Giant Tribute

1999 was the 100th anniversary of "America's greatest composer."


Classical
Just got Teldec''s new CD, Tribute to Ellington, with Daniel Barenboim on piano, Don Byron on clarinet, vocalist Dianne Reeves and conductor/ arranger Cliff Colnot (plus a multitude of some 10 jazz artists and program notes by Ahmet Ertegun.) Great idea, dumb idea.

Great because of Ellington''s astounding imprint on American music. Dumb because the musicians didn''t invest enough time in getting it right. We wish it were otherwise, that Jean-Yves Thibaudet really "got" Bill Evans in his Decca release, that Fred Hersch truly distilled Thelonius Monk in his Nonesuch recording.

(Luckily, Marcus Roberts, the blind artist with the long fingers, brilliantly improvised Gershwin''s Rhapsody in Blue last week on PBS with a style mastery that would have delighted Gershwin himself.)

But remaking Ellington, in this his centenary year, has proved mostly a fiasco. The otherwise gifted Barenboim belongs in the same league as Thibaudet and Hersch. By the subtlest of inflections, he misses the mark.

Fortunately, the Ellington legacy speaks for itself, through dozens of recordings and, perhaps most important, the Smithsonian Institution''s indispensable Collection of Classic Jazz.

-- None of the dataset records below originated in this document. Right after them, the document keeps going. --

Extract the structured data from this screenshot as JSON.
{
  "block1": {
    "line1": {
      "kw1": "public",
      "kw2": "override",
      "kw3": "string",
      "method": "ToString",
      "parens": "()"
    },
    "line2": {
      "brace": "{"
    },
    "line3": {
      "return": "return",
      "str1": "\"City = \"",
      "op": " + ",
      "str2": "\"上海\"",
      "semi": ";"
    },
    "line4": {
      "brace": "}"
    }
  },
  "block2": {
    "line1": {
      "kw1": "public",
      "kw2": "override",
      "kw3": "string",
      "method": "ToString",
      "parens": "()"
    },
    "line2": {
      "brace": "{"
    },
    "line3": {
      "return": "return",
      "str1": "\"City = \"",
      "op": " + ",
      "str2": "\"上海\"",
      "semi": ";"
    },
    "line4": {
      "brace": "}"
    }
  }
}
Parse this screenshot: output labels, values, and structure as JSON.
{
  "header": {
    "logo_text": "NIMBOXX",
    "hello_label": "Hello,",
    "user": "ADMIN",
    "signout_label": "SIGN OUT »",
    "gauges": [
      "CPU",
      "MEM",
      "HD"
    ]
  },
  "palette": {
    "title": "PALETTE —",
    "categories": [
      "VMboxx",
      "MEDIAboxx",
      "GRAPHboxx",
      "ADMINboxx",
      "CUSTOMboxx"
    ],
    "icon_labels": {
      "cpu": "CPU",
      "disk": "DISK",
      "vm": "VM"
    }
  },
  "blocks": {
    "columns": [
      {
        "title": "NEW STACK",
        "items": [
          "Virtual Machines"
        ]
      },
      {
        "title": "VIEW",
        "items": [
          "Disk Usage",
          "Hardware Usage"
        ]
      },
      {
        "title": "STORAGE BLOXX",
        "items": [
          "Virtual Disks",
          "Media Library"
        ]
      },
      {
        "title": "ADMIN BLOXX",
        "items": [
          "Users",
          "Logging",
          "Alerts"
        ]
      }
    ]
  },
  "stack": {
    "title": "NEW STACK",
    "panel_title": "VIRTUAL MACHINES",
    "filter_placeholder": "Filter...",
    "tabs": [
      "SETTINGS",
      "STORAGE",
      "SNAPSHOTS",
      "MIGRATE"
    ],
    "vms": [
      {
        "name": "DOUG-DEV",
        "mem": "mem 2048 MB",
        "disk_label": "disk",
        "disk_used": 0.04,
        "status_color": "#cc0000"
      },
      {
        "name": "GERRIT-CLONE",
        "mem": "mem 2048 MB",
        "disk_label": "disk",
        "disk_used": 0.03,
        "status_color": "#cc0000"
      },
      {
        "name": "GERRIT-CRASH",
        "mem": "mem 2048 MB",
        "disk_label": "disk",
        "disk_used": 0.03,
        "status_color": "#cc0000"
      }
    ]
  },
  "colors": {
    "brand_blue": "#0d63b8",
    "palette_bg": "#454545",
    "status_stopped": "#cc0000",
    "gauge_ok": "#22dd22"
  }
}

Here, one discovers the genius of Duke Ellington, described in the program notes as "the jazz composer/orchestra leader par excellence." In a century where music is dominated by individual geniuses, Ellington stands up easily with Stravinsky, Ravel and Milhaud, to name but a few.

What''s important to understand, however, is that Ellington is at his best as a miniaturist. His more ambitious efforts, like Three Black Kings and Black, Brown and Beige Suite don''t sustain the intensity of such amazing pictures as Ko-Ko, Concerto for Cootie, In a Mellotone and Harlem Air Shaft. (The latter had been part of the Smithsonian collection of LPs, but was inexplicably deleted from the reissued edition on CDs.) These pieces find Ellington at the top of his form, as composer, arranger and master of his idiom. Because they specifically exploit the individual talents of his band members, these short works fall more into the category of concerti grossi, or at least concertante, than was typical of other big bands of the ''30s and ''40s.

Ironically, they are overshadowed by such familiar Ellington tunes as "Do Nothing Till You Hear From Me," "Satin Doll," "Sophisticated Lady," "Caravan," "Don''t Get Around Much Any More," "In a Sentimental Mood," "Mood Indigo," and the great signature, Billy Strayhorn''s "Take the A Train."

The history of music, like the history of art, has always elevated its share of master miniaturists. With a few major exceptions, Ravel worked most of his miracles in miniature. So did Debussy and Chopin in their piano music. What about Gottschalk, Joplin and, in our own time, Astor Piazzolla? Albeniz and Granados, Respighi, Stravinsky and Bartok left their large shares of tiny masterpieces. And all Baroque composers worked up large forms from small ones.

Music is distinctively enriched by the Washington DC native, who was born April 29, 1899. Many have called Ellington America''s greatest composer. If you begin with jazz as America''s "classical music," the claim carries a great deal of validity. No composer in the improvisational language of jazz--by strict definition an oxymoron--speaks with more mastery and originality.